Since the days of the Sixteenth Century caracole, the pistol has been the traditional sidearm of the mounted soldier, and pistols designed as such are frequently easy to tell from their "badge-of-rank" kin. As far back as the days of the percussion revolver, the Colt Navy had a .36" bore, while the Colt Army, a cavalryman's weapon and expected to be able to kill a horse, was a .44.
Poland's cavalry had long been emulated in Europe, and as the newly-reconstituted nation built up an army after WWI, they searched for a domestically produced sidearm to equip their cavalry troopers. In 1935 a design by Wilniewczyc and Skrzypinski was settled on and, dubbed the ViS wz.35, was adopted by the Army that year. It was made at the Radom plant with the assistance of Fabrique National engineers working under contract, and offered an interesting blend of familiar Colt/Browning features with some new touches.
LEFT: Radom disassembled, showing its Browning heritage.
Photo by Oleg Volk
Photo by Oleg Volk
The trigger was a sliding affair, similar to that used on many Browning designs, and the grip safety would be familiar to any user of Colt pistols. The gun was a short-recoil-operated, tilting barrel 9mm, with a single column magazine. It had a butt slotted to accept a shoulder stock, and was provided with a decocker so that the trooper could more safely return it to his holster with one hand than if he was trying to control the fall of the hammer with his thumb while astride a possibly skittish mount.
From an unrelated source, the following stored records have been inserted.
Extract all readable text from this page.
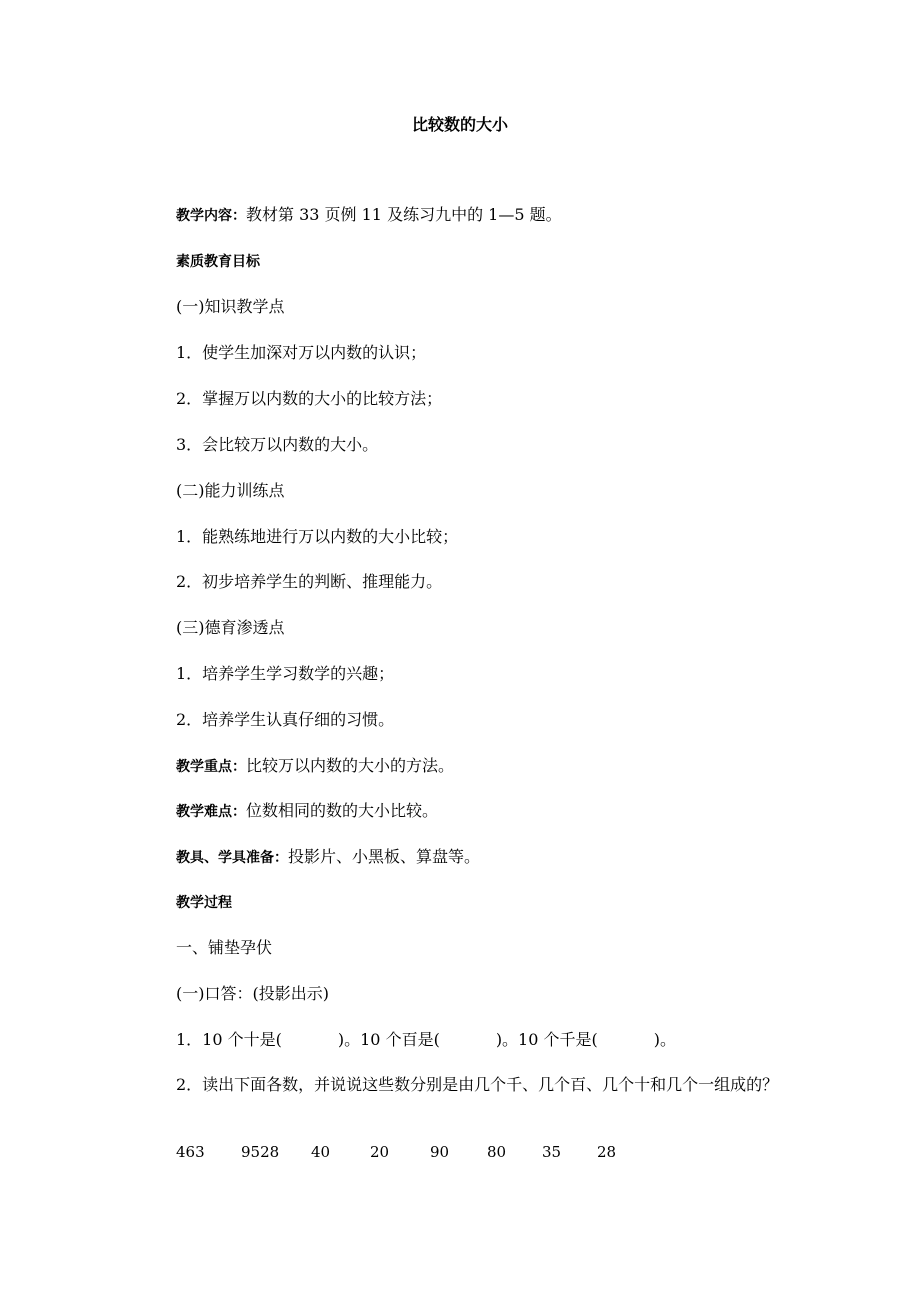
比较数的大小
教学内容：教材第 33 页例 11 及练习九中的 1—5 题。
素质教育目标
(一)知识教学点
1．使学生加深对万以内数的认识；
2．掌握万以内数的大小的比较方法；
3．会比较万以内数的大小。
(二)能力训练点
1．能熟练地进行万以内数的大小比较；
2．初步培养学生的判断、推理能力。
(三)德育渗透点
1．培养学生学习数学的兴趣；
2．培养学生认真仔细的习惯。
教学重点：比较万以内数的大小的方法。
教学难点：位数相同的数的大小比较。
教具、学具准备：投影片、小黑板、算盘等。
教学过程
一、铺垫孕伏
(一)口答：(投影出示)
1．10 个十是(	)。10 个百是(	)。10 个千是(	)。
2．读出下面各数，并说说这些数分别是由几个千、几个百、几个十和几个一组成的？
463 9528 40	20	90	80 35 28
RIGHT: "S"-rune on barrel lug, indicating contract manufacture for Waffen SS, most likely by inmates at Mauthausen.
Photo by Oleg Volk.
After Poland was overrun by the German and Soviet invasion of 1939, the Radom plant fell in the German -occupied half of the country and the Poles were soon forced to churn out arms for their conquerors. The wz.35 was a common issue weapon to the Waffen SS, and as that force grew, the pistol was simplified in manufacture so as to keep up with demand. Polished bluing was replaced by a brushed finish that got rougher as the war went on; the slot for the shoulder stock disappeared; finally the frame-mounted takedown catch was deleted. Late-war guns produced by Steyr using slave labor are wretched indeed, with extremely coarse finishes and crude wooden slabs for grips.
In 1945 the Radom plant was destroyed by the invading Russians; it was a sad ending for the last horse pistol.